- The paper introduces MOSNet, a deep learning model that employs CNN, BLSTM, and hybrid architectures to predict MOS ratings with high system-level correlation.
- It improves traditional metrics like MCD by minimizing both utterance and frame-level MSE for a closer match to human evaluations.
- Experimental results on VCC 2018 and VCC 2016 datasets demonstrate MOSNet’s strong performance and potential for automating VC evaluation.
MOSNet: Deep Learning-based Objective Assessment for Voice Conversion
The paper introduces MOSNet, a deep learning-based approach for the objective assessment of voice conversion (VC) systems, aiming to predict human ratings of converted speech more accurately than traditional objective measures. The authors address the limitations of metrics like Mel-cepstral distance (MCD), which do not align well with human perception in assessing speech quality. The proposed system adopts convolutional and recurrent neural network architectures to develop a Mean Opinion Score (MOS) predictor that correlates well with subjective human evaluations.
Summary of Methodology
The MOSNet model utilizes raw magnitude spectrograms as input features and employs three different neural network architectures: CNN, BLSTM, and a hybrid CNN-BLSTM. These architectures are used to extract features for predicting MOS, with the CNN-BLSTM variant demonstrating the best performance across the board. The model is trained to minimize both utterance and frame-level mean squared error (MSE), thereby aligning predictions closely with human ratings. Notably, a novel objective function incorporates frame-level errors, enhancing the model's ability to predict utterance-level MOS.

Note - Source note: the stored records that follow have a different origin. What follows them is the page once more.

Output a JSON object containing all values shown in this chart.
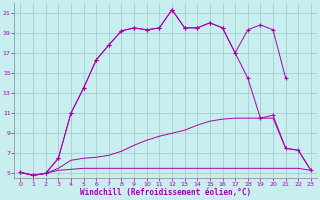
{
  "xlabel": "Windchill (Refroidissement éolien,°C)",
  "bg_color": "#c8eef0",
  "grid_color": "#a0c8c8",
  "line_color": "#aa00aa",
  "xlim": [
    -0.5,
    23.5
  ],
  "ylim": [
    4.5,
    22
  ],
  "yticks": [
    5,
    7,
    9,
    11,
    13,
    15,
    17,
    19,
    21
  ],
  "xticks": [
    0,
    1,
    2,
    3,
    4,
    5,
    6,
    7,
    8,
    9,
    10,
    11,
    12,
    13,
    14,
    15,
    16,
    17,
    18,
    19,
    20,
    21,
    22,
    23
  ],
  "line1_x": [
    0,
    1,
    2,
    3,
    4,
    5,
    6,
    7,
    8,
    9,
    10,
    11,
    12,
    13,
    14,
    15,
    16,
    17,
    18,
    19,
    20,
    21,
    22,
    23
  ],
  "line1_y": [
    5.1,
    4.8,
    5.0,
    5.3,
    5.4,
    5.5,
    5.5,
    5.5,
    5.5,
    5.5,
    5.5,
    5.5,
    5.5,
    5.5,
    5.5,
    5.5,
    5.5,
    5.5,
    5.5,
    5.5,
    5.5,
    5.5,
    5.5,
    5.3
  ],
  "line2_x": [
    0,
    1,
    2,
    3,
    4,
    5,
    6,
    7,
    8,
    9,
    10,
    11,
    12,
    13,
    14,
    15,
    16,
    17,
    18,
    19,
    20,
    21,
    22,
    23
  ],
  "line2_y": [
    5.1,
    4.8,
    5.0,
    5.5,
    6.3,
    6.5,
    6.6,
    6.8,
    7.2,
    7.8,
    8.3,
    8.7,
    9.0,
    9.3,
    9.8,
    10.2,
    10.4,
    10.5,
    10.5,
    10.5,
    10.5,
    7.5,
    7.3,
    5.3
  ],
  "line3_x": [
    0,
    1,
    2,
    3,
    4,
    5,
    6,
    7,
    8,
    9,
    10,
    11,
    12,
    13,
    14,
    15,
    16,
    17,
    18,
    19,
    20,
    21
  ],
  "line3_y": [
    5.1,
    4.8,
    5.0,
    6.5,
    11.0,
    13.5,
    16.3,
    17.8,
    19.2,
    19.5,
    19.3,
    19.5,
    21.3,
    19.5,
    19.5,
    20.0,
    19.5,
    17.0,
    19.3,
    19.8,
    19.3,
    14.5
  ],
  "line4_x": [
    0,
    1,
    2,
    3,
    4,
    5,
    6,
    7,
    8,
    9,
    10,
    11,
    12,
    13,
    14,
    15,
    16,
    17,
    18,
    19,
    20,
    21,
    22,
    23
  ],
  "line4_y": [
    5.1,
    4.8,
    5.0,
    6.5,
    11.0,
    13.5,
    16.3,
    17.8,
    19.2,
    19.5,
    19.3,
    19.5,
    21.3,
    19.5,
    19.5,
    20.0,
    19.5,
    17.0,
    14.5,
    10.5,
    10.8,
    7.5,
    7.3,
    5.3
  ]
}
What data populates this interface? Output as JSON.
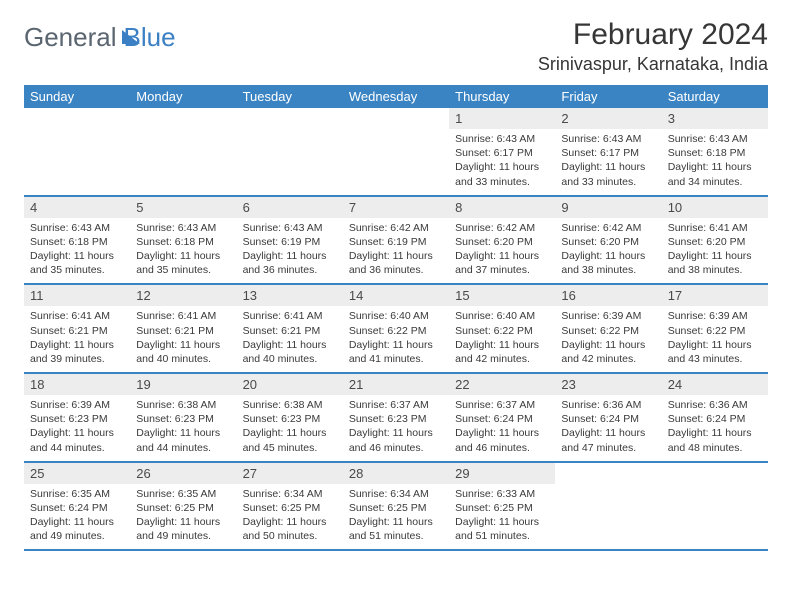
{
  "brand": {
    "name_a": "General",
    "name_b": "Blue"
  },
  "title": "February 2024",
  "location": "Srinivaspur, Karnataka, India",
  "header_bg": "#3b84c4",
  "divider_color": "#3b84c4",
  "daynum_bg": "#ededed",
  "dow": [
    "Sunday",
    "Monday",
    "Tuesday",
    "Wednesday",
    "Thursday",
    "Friday",
    "Saturday"
  ],
  "weeks": [
    [
      null,
      null,
      null,
      null,
      {
        "n": "1",
        "sr": "6:43 AM",
        "ss": "6:17 PM",
        "dl": "11 hours and 33 minutes."
      },
      {
        "n": "2",
        "sr": "6:43 AM",
        "ss": "6:17 PM",
        "dl": "11 hours and 33 minutes."
      },
      {
        "n": "3",
        "sr": "6:43 AM",
        "ss": "6:18 PM",
        "dl": "11 hours and 34 minutes."
      }
    ],
    [
      {
        "n": "4",
        "sr": "6:43 AM",
        "ss": "6:18 PM",
        "dl": "11 hours and 35 minutes."
      },
      {
        "n": "5",
        "sr": "6:43 AM",
        "ss": "6:18 PM",
        "dl": "11 hours and 35 minutes."
      },
      {
        "n": "6",
        "sr": "6:43 AM",
        "ss": "6:19 PM",
        "dl": "11 hours and 36 minutes."
      },
      {
        "n": "7",
        "sr": "6:42 AM",
        "ss": "6:19 PM",
        "dl": "11 hours and 36 minutes."
      },
      {
        "n": "8",
        "sr": "6:42 AM",
        "ss": "6:20 PM",
        "dl": "11 hours and 37 minutes."
      },
      {
        "n": "9",
        "sr": "6:42 AM",
        "ss": "6:20 PM",
        "dl": "11 hours and 38 minutes."
      },
      {
        "n": "10",
        "sr": "6:41 AM",
        "ss": "6:20 PM",
        "dl": "11 hours and 38 minutes."
      }
    ],
    [
      {
        "n": "11",
        "sr": "6:41 AM",
        "ss": "6:21 PM",
        "dl": "11 hours and 39 minutes."
      },
      {
        "n": "12",
        "sr": "6:41 AM",
        "ss": "6:21 PM",
        "dl": "11 hours and 40 minutes."
      },
      {
        "n": "13",
        "sr": "6:41 AM",
        "ss": "6:21 PM",
        "dl": "11 hours and 40 minutes."
      },
      {
        "n": "14",
        "sr": "6:40 AM",
        "ss": "6:22 PM",
        "dl": "11 hours and 41 minutes."
      },
      {
        "n": "15",
        "sr": "6:40 AM",
        "ss": "6:22 PM",
        "dl": "11 hours and 42 minutes."
      },
      {
        "n": "16",
        "sr": "6:39 AM",
        "ss": "6:22 PM",
        "dl": "11 hours and 42 minutes."
      },
      {
        "n": "17",
        "sr": "6:39 AM",
        "ss": "6:22 PM",
        "dl": "11 hours and 43 minutes."
      }
    ],
    [
      {
        "n": "18",
        "sr": "6:39 AM",
        "ss": "6:23 PM",
        "dl": "11 hours and 44 minutes."
      },
      {
        "n": "19",
        "sr": "6:38 AM",
        "ss": "6:23 PM",
        "dl": "11 hours and 44 minutes."
      },
      {
        "n": "20",
        "sr": "6:38 AM",
        "ss": "6:23 PM",
        "dl": "11 hours and 45 minutes."
      },
      {
        "n": "21",
        "sr": "6:37 AM",
        "ss": "6:23 PM",
        "dl": "11 hours and 46 minutes."
      },
      {
        "n": "22",
        "sr": "6:37 AM",
        "ss": "6:24 PM",
        "dl": "11 hours and 46 minutes."
      },
      {
        "n": "23",
        "sr": "6:36 AM",
        "ss": "6:24 PM",
        "dl": "11 hours and 47 minutes."
      },
      {
        "n": "24",
        "sr": "6:36 AM",
        "ss": "6:24 PM",
        "dl": "11 hours and 48 minutes."
      }
    ],
    [
      {
        "n": "25",
        "sr": "6:35 AM",
        "ss": "6:24 PM",
        "dl": "11 hours and 49 minutes."
      },
      {
        "n": "26",
        "sr": "6:35 AM",
        "ss": "6:25 PM",
        "dl": "11 hours and 49 minutes."
      },
      {
        "n": "27",
        "sr": "6:34 AM",
        "ss": "6:25 PM",
        "dl": "11 hours and 50 minutes."
      },
      {
        "n": "28",
        "sr": "6:34 AM",
        "ss": "6:25 PM",
        "dl": "11 hours and 51 minutes."
      },
      {
        "n": "29",
        "sr": "6:33 AM",
        "ss": "6:25 PM",
        "dl": "11 hours and 51 minutes."
      },
      null,
      null
    ]
  ],
  "labels": {
    "sunrise": "Sunrise:",
    "sunset": "Sunset:",
    "daylight": "Daylight:"
  }
}
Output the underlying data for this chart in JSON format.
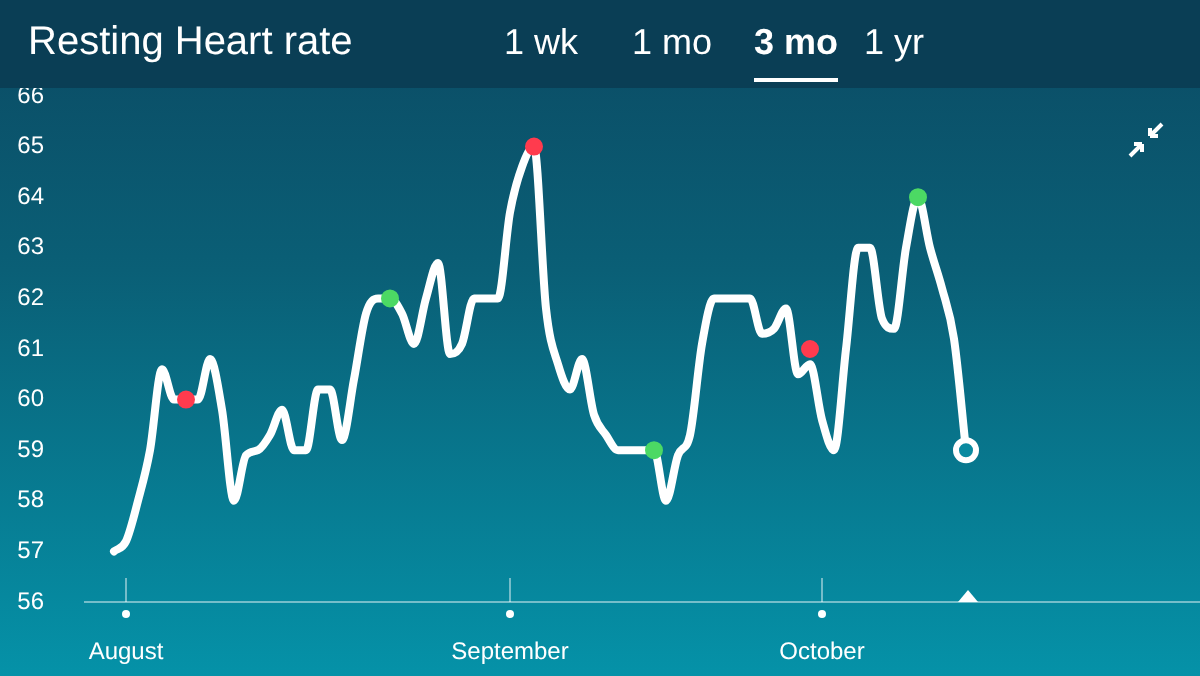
{
  "chart_data": {
    "type": "line",
    "title": "Resting Heart rate",
    "annotations": [
      "1 wk",
      "1 mo",
      "3 mo",
      "1 yr"
    ],
    "categories": [
      null,
      "August",
      null,
      null,
      null,
      null,
      null,
      null,
      null,
      null,
      null,
      null,
      null,
      null,
      null,
      null,
      null,
      null,
      null,
      null,
      null,
      null,
      null,
      null,
      null,
      null,
      null,
      null,
      null,
      null,
      null,
      null,
      null,
      "September",
      null,
      null,
      null,
      null,
      null,
      null,
      null,
      null,
      null,
      null,
      null,
      null,
      null,
      null,
      null,
      null,
      null,
      null,
      null,
      null,
      null,
      null,
      null,
      null,
      null,
      "October",
      null,
      null,
      null,
      null,
      null,
      null,
      null,
      null,
      null,
      null,
      null,
      null
    ],
    "series": [
      {
        "type": "line",
        "color": "#ffffff",
        "marker": "none",
        "values": [
          57,
          57.2,
          58,
          59,
          60.6,
          60,
          60,
          60,
          60.8,
          59.8,
          58,
          58.9,
          59,
          59.3,
          59.8,
          59,
          59,
          60.2,
          60.2,
          59.2,
          60.4,
          61.7,
          62,
          62,
          61.7,
          61.1,
          62,
          62.7,
          60.9,
          61.1,
          62,
          62,
          62,
          63.7,
          64.6,
          65,
          61.8,
          60.7,
          60.2,
          60.8,
          59.7,
          59.3,
          59,
          59,
          59,
          59,
          58,
          58.9,
          59.3,
          61.1,
          62,
          62,
          62,
          62,
          61.3,
          61.4,
          61.8,
          60.5,
          60.7,
          59.6,
          59,
          61,
          63,
          63,
          61.6,
          61.4,
          63,
          64,
          63,
          62.2,
          61.2,
          59
        ]
      },
      {
        "type": "scatter",
        "colors": [
          null,
          null,
          null,
          null,
          null,
          null,
          "#ff3b4e",
          null,
          null,
          null,
          null,
          null,
          null,
          null,
          null,
          null,
          null,
          null,
          null,
          null,
          null,
          null,
          null,
          "#4cd964",
          null,
          null,
          null,
          null,
          null,
          null,
          null,
          null,
          null,
          null,
          null,
          "#ff3b4e",
          null,
          null,
          null,
          null,
          null,
          null,
          null,
          null,
          null,
          "#4cd964",
          null,
          null,
          null,
          null,
          null,
          null,
          null,
          null,
          null,
          null,
          null,
          null,
          "#ff3b4e",
          null,
          null,
          null,
          null,
          null,
          null,
          null,
          null,
          "#4cd964",
          null,
          null,
          null,
          null
        ],
        "values": [
          null,
          null,
          null,
          null,
          null,
          null,
          60,
          null,
          null,
          null,
          null,
          null,
          null,
          null,
          null,
          null,
          null,
          null,
          null,
          null,
          null,
          null,
          null,
          62,
          null,
          null,
          null,
          null,
          null,
          null,
          null,
          null,
          null,
          null,
          null,
          65,
          null,
          null,
          null,
          null,
          null,
          null,
          null,
          null,
          null,
          59,
          null,
          null,
          null,
          null,
          null,
          null,
          null,
          null,
          null,
          null,
          null,
          null,
          61,
          null,
          null,
          null,
          null,
          null,
          null,
          null,
          null,
          64,
          null,
          null,
          null,
          null
        ]
      }
    ],
    "ylim": [
      56,
      66
    ],
    "yticks": [
      56,
      57,
      58,
      59,
      60,
      61,
      62,
      63,
      64,
      65,
      66
    ],
    "grid": false,
    "line_style": "solid"
  }
}
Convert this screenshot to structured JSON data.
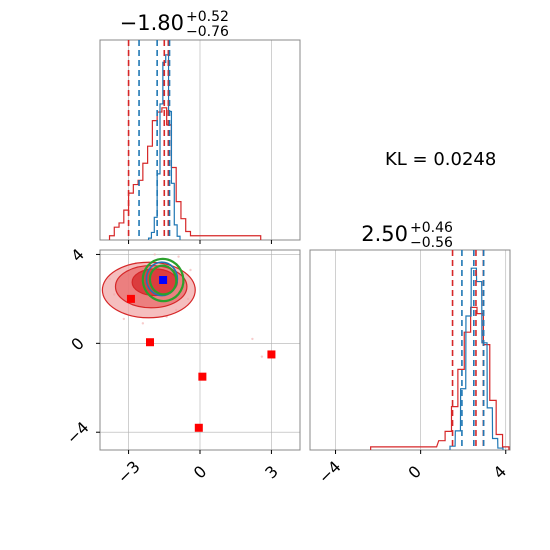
{
  "chart_data": [
    {
      "type": "histogram",
      "panel": "top-left",
      "title": {
        "median": "−1.80",
        "plus": "+0.52",
        "minus": "−0.76"
      },
      "xlim": [
        -4.2,
        4.2
      ],
      "bins_x": [
        -3.3,
        -3.15,
        -3.0,
        -2.85,
        -2.7,
        -2.55,
        -2.4,
        -2.25,
        -2.1,
        -1.95,
        -1.8,
        -1.65,
        -1.5,
        -1.35,
        -1.2,
        -1.05,
        -0.9,
        -0.75,
        -0.6,
        -0.45,
        -0.3
      ],
      "blue_counts": [
        0,
        0,
        0,
        0,
        0,
        0,
        0,
        0,
        0,
        0,
        0,
        0,
        0,
        0,
        0,
        0,
        0,
        0,
        0,
        0,
        0
      ],
      "blue_hist": {
        "x": [
          -2.1,
          -1.98,
          -1.86,
          -1.74,
          -1.62,
          -1.5,
          -1.38,
          -1.26,
          -1.14,
          -1.02,
          -0.9
        ],
        "y": [
          1,
          4,
          12,
          35,
          72,
          94,
          98,
          68,
          30,
          8,
          2
        ]
      },
      "red_hist": {
        "x": [
          -3.7,
          -3.5,
          -3.3,
          -3.1,
          -2.9,
          -2.7,
          -2.5,
          -2.3,
          -2.1,
          -1.9,
          -1.7,
          -1.5,
          -1.3,
          -1.1,
          -0.9,
          -0.7,
          -0.5,
          -0.3,
          2.45
        ],
        "y": [
          1,
          3,
          4,
          7,
          11,
          13,
          14,
          18,
          22,
          28,
          30,
          31,
          27,
          17,
          9,
          5,
          2,
          1,
          1
        ]
      },
      "blue_quantiles": [
        -2.56,
        -1.8,
        -1.28
      ],
      "red_quantiles": [
        -3.0,
        -1.5,
        -1.33
      ]
    },
    {
      "type": "histogram",
      "panel": "bottom-right",
      "title": {
        "median": "2.50",
        "plus": "+0.46",
        "minus": "−0.56"
      },
      "xlim": [
        -5.2,
        4.2
      ],
      "xticks": [
        "−4",
        "0",
        "4"
      ],
      "xtick_values": [
        -4,
        0,
        4
      ],
      "blue_hist": {
        "x": [
          1.5,
          1.75,
          2.0,
          2.25,
          2.5,
          2.75,
          3.0,
          3.25,
          3.5,
          3.75
        ],
        "y": [
          2,
          10,
          32,
          70,
          95,
          88,
          56,
          22,
          6,
          1
        ]
      },
      "red_hist": {
        "x": [
          -2.2,
          -1.0,
          0.6,
          1.0,
          1.3,
          1.6,
          1.9,
          2.2,
          2.5,
          2.8,
          3.1,
          3.4,
          3.7,
          4.0
        ],
        "y": [
          1,
          1,
          1,
          3,
          6,
          14,
          26,
          38,
          46,
          44,
          34,
          16,
          5,
          1
        ]
      },
      "blue_quantiles": [
        1.94,
        2.5,
        2.96
      ],
      "red_quantiles": [
        1.5,
        2.6,
        2.95
      ]
    },
    {
      "type": "scatter",
      "panel": "bottom-left",
      "xlim": [
        -4.2,
        4.2
      ],
      "ylim": [
        -4.8,
        4.2
      ],
      "xticks": [
        "−3",
        "0",
        "3"
      ],
      "xtick_values": [
        -3,
        0,
        3
      ],
      "yticks": [
        "4",
        "0",
        "−4"
      ],
      "ytick_values": [
        4,
        0,
        -4
      ],
      "red_points": [
        {
          "x": -2.9,
          "y": 2.0
        },
        {
          "x": -2.1,
          "y": 0.05
        },
        {
          "x": 0.1,
          "y": -1.5
        },
        {
          "x": -0.05,
          "y": -3.8
        },
        {
          "x": 3.0,
          "y": -0.5
        }
      ],
      "blue_point": {
        "x": -1.55,
        "y": 2.85
      },
      "red_contours": [
        {
          "cx": -2.15,
          "cy": 2.4,
          "rx": 1.95,
          "ry": 1.25
        },
        {
          "cx": -2.05,
          "cy": 2.55,
          "rx": 1.5,
          "ry": 0.95
        },
        {
          "cx": -1.9,
          "cy": 2.75,
          "rx": 0.95,
          "ry": 0.6
        }
      ],
      "green_contours": [
        {
          "cx": -1.55,
          "cy": 2.85,
          "rx": 0.85,
          "ry": 0.95
        },
        {
          "cx": -1.55,
          "cy": 2.85,
          "rx": 0.55,
          "ry": 0.65
        }
      ],
      "blue_contours": [
        {
          "cx": -1.6,
          "cy": 2.9,
          "rx": 0.65,
          "ry": 0.75
        }
      ],
      "scatter_cloud": [
        {
          "x": -3.6,
          "y": 2.2
        },
        {
          "x": -3.2,
          "y": 1.1
        },
        {
          "x": -2.7,
          "y": 3.6
        },
        {
          "x": -3.0,
          "y": 3.1
        },
        {
          "x": -1.0,
          "y": 1.5
        },
        {
          "x": -0.5,
          "y": 2.0
        },
        {
          "x": -0.4,
          "y": 3.3
        },
        {
          "x": -2.4,
          "y": 0.9
        },
        {
          "x": -1.4,
          "y": 1.2
        },
        {
          "x": -3.8,
          "y": 2.9
        },
        {
          "x": 2.2,
          "y": 0.2
        },
        {
          "x": 2.6,
          "y": -0.6
        },
        {
          "x": -0.9,
          "y": 3.9
        },
        {
          "x": -1.9,
          "y": 4.0
        }
      ]
    }
  ],
  "annotation": {
    "kl_text": "KL = 0.0248"
  },
  "colors": {
    "blue": "#1f77b4",
    "red": "#d62728",
    "green": "#2ca02c",
    "marker_blue": "#0000ff",
    "marker_red": "#ff0000",
    "grid": "#b0b0b0"
  }
}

Experimental Validation and Results
The experiments leverage data from the Voice Conversion Challenge (VCC) 2018, consisting of comprehensive human evaluations of converted voice samples. Results indicate that MOSNet's predictions exhibit high correlation (LCC of up to 0.957) with human scores at the system level and fair correlation at the utterance level (LCC up to 0.642), outperforming existing methods. The paper also demonstrates the model's generalization capability by applying its training results from VCC 2018 to the VCC 2016 data, maintaining strong correlation metrics.
Furthermore, MOSNet's architecture is slightly modified to predict similarity scores between converted and target speech samples with fair correlation results, indicating its versatility in assessing both naturalness and similarity in VC systems.
Implications and Future Work
The introduction of MOSNet provides a meaningful advancement for automating VC evaluation, which traditionally depends on resource-intensive human evaluations. This model lays the groundwork for deploying non-intrusive evaluation systems capable of consistently predicting perceptual quality metrics, thereby reducing evaluation costs and potentially accelerating developments in VC technology.
Theoretical implications center on aligning machine learning models with human perception, encouraging further research into integrating perceptual theory with neural architectures. Future work may explore alternative alignment methods between human perception and computational models, potentially incorporating psychoacoustic principles into MOSNet’s architecture to further bridge the discrepancy between machine predictions and human evaluations.
The paper opens avenues for refining objective speech assessment methodologies, possibly extending MOSNet’s applicability to other domains of speech processing, such as speech synthesis or speech enhancement. The potential to refine model components, improve generalization to diverse datasets, and incorporate additional acoustic features remains a subject of future exploration for both academia and industry stakeholders.